Friday, April 30, 2010

The Beauty of Britain in the Spring: IM2 Early!

Forget about Paris in the springtime. Nothing compares to England in the spring or summer. Britain's landscape is evergreen, but at this time of year, rich and lush beyond reality. The sun finally reveals its glory, the days are impossibly long making you dare to believe night may never fall, and pools of sunbeams adorn the ground--expansive seas of rapeseed. England in the springtime inspires hope, love, and poetry.

The other great thing about England in the spring and summer: early blockbuster movie releases. My dh and I saw Iron Man 2 yesterday. Right now, I'm typing with one hand and biting the knuckles on the other, I can barely contain my glee. Where do I begin? Robert Downey Jr. He is perfection once again as the narcissistic, hunky playboy, who really doesn't need a publicist since he does a fine job of promoting himself. The movie is big, explosive, engaging, sexy, and it will not disappoint. Is it better than the first? I would say it is on par with the first, but takes the storyline deeper.

The movie picks up six months after Tony Stark announces to the world he is Iron Man. Mickey Rourke does an impressive job, without going over the top, playing the clever villain Whiplash, a composite of Blacklash and Crimson Dynamo from the comics. He left the brash and comical performance to Sam Rockwell, who plays Justin Hammer, Stark's rival. And I believe Hammer is well-served by Rockwell. Scarlett Johansson is quite Va-Va-Voom as Black Widow. Kudos to Jon Favreau for giving her a kick-ass, albeit small, fight scene, instead of simply making her eye candy. I must admit seeing her in that skintight costume made me wish I was ten pounds lighter and more agile. I'll have to blow the dust off my Pilates DVD.

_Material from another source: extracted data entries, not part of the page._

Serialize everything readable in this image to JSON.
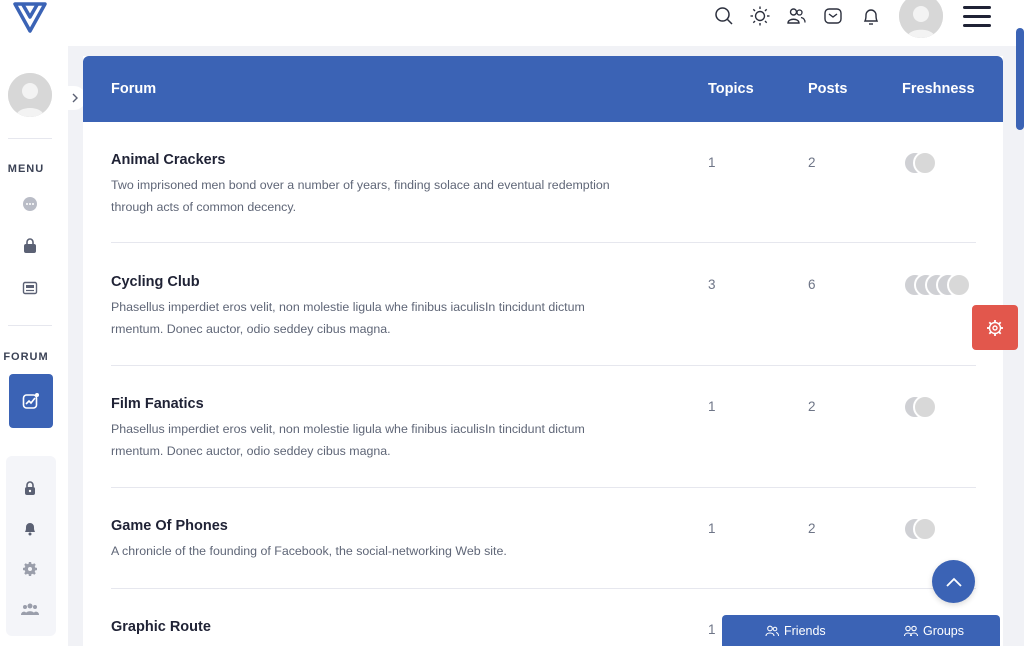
{
  "header": {
    "icons": [
      "search-icon",
      "sun-icon",
      "users-icon",
      "mail-icon",
      "bell-icon"
    ]
  },
  "sidebar": {
    "menu_heading": "MENU",
    "forum_heading": "FORUM",
    "menu_icons": [
      "chat-icon",
      "bag-icon",
      "news-icon"
    ],
    "lower_icons": [
      "lock-icon",
      "bell-icon",
      "gear-icon",
      "group-icon"
    ]
  },
  "forum": {
    "columns": {
      "forum": "Forum",
      "topics": "Topics",
      "posts": "Posts",
      "freshness": "Freshness"
    },
    "rows": [
      {
        "title": "Animal Crackers",
        "desc1": "Two imprisoned men bond over a number of years, finding solace and eventual redemption",
        "desc2": "through acts of common decency.",
        "topics": "1",
        "posts": "2"
      },
      {
        "title": "Cycling Club",
        "desc1": "Phasellus imperdiet eros velit, non molestie ligula whe finibus iaculisIn tincidunt dictum",
        "desc2": "rmentum. Donec auctor, odio seddey cibus magna.",
        "topics": "3",
        "posts": "6"
      },
      {
        "title": "Film Fanatics",
        "desc1": "Phasellus imperdiet eros velit, non molestie ligula whe finibus iaculisIn tincidunt dictum",
        "desc2": "rmentum. Donec auctor, odio seddey cibus magna.",
        "topics": "1",
        "posts": "2"
      },
      {
        "title": "Game Of Phones",
        "desc1": "A chronicle of the founding of Facebook, the social-networking Web site.",
        "desc2": "",
        "topics": "1",
        "posts": "2"
      },
      {
        "title": "Graphic Route",
        "desc1": "",
        "desc2": "",
        "topics": "1",
        "posts": ""
      }
    ]
  },
  "bottom_bar": {
    "friends": "Friends",
    "groups": "Groups"
  },
  "colors": {
    "primary": "#3b63b5",
    "settings": "#e2574c",
    "text": "#1f2235",
    "muted": "#5f6677"
  }
}
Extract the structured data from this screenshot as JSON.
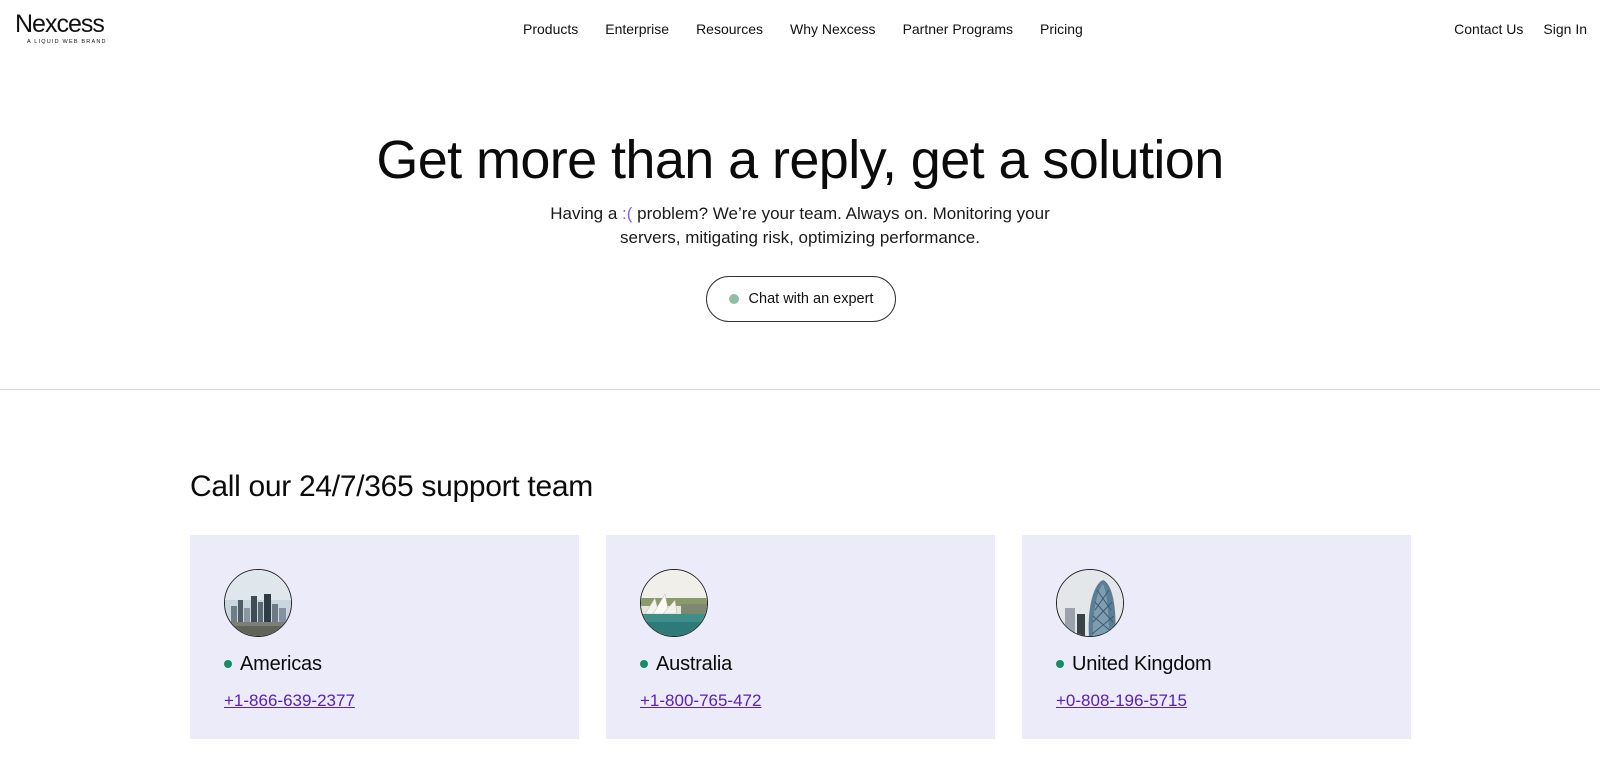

Movies are a lot like books and I believe writers can learn a great deal from films. IM2's flaw is its sagging middle. Both a book and a movie should explain how a character gets to a certain point/solution. If the director, Favreau, rushed it, the movie would have suffered loss of depth. An action movie must seize depth where it can in my opinion. If a movie is all gunfire and car crashes, the audience can get desensitized and the big scenes can lose impact. There have to be moments when we take a breath and watch the character get to the next stage. My dh referred to those breathers as dead spots.

Every story is not meant to be a rollercoaster ride, but a writer must find a way to keep the tension/conflict on the page and avoid the dreaded dead spots, where our readers will skim. Fortunately, movie directors keep films around two hours and there's little chance someone is going to walk out while RDJ figures out the cure to his palladium blood poisoning.

If you are an Avenger fan, this movie will be foreplay heaven. It tickled me silly with little wet dream teasers about what is to come. Pun definitely intended. The tantalizing clip shown after the credits roll will only satiate those who are waiting for 2011. That's all I'll say about the clip because I don't want to give it away.

For IM3, my dh and I agree, we'd like to see a villain who doesn't require a mechanical suit. Go see IM2. Don't over analyze it and have a great time.

Friday, April 23, 2010

The P Word

The other day, someone questioned me about why I have a website and blog when I'm not even published. The person, who shall not be named, even used the p word ... premature. Take a deep breath fellow writers and exhale slowly. The question did not fluster me. It was easy to answer because I asked myself the same question. As for my blog or website being "premature", to that I say the person simply used the wrong p word.

I didn't consider creating a website or starting a blog until I took a workshop on building an Author Brand. A great class that taught me about the importance of having a web presence before you're published. I'd never really given any thought to what I wanted my "brand" to look and feel like. I thought you write the best book possible, struggle to find an agent, then the publisher does the rest once you've finished your final edits. Say it with me people, NAIVE.

Publishing is a tough industry to break into with fierce competition. Landing an agent is like finding a unicorn. To catch the attention of these mystical and elusive creatures you have to hone your craft, produce a great novel, and show them you understand this is a business, which requires work on the part of the author long after you've finished writing the book. After the workshop, I still debated about when to create my presence on the web. Then I read an interview by super agent Holly Root and she said that she actually checks to see if a potential client is already out there on the web. I kept reading interviews. She is not the only one. Many authors advise the aspiring and naive to get started sooner rather than later. The pros will far outweigh any potential cons.

A farmer does not sit and stare at a barren field wishing for a bountiful crop. In order to reap a harvest, you have to till the soil, plant the seeds, and water it (yeah, I'm a city gal) or pray for rain. Success does not happen in a vacuum.

Someone once said success is when preparation and opportunity collide. I think it was Oprah :). Every book I write is me tilling the soil. This blog and my website are the seeds I have planted. Trust me, I am praying for rain.

One day, my magic 8 ball hasn't revealed when, my opportunity will come and I'm the kind of gal who likes to be Prepared.

Fellow writers, what steps have you taken to prepare for publication? Wise authors, what preparatory steps did you take that helped with your first sale?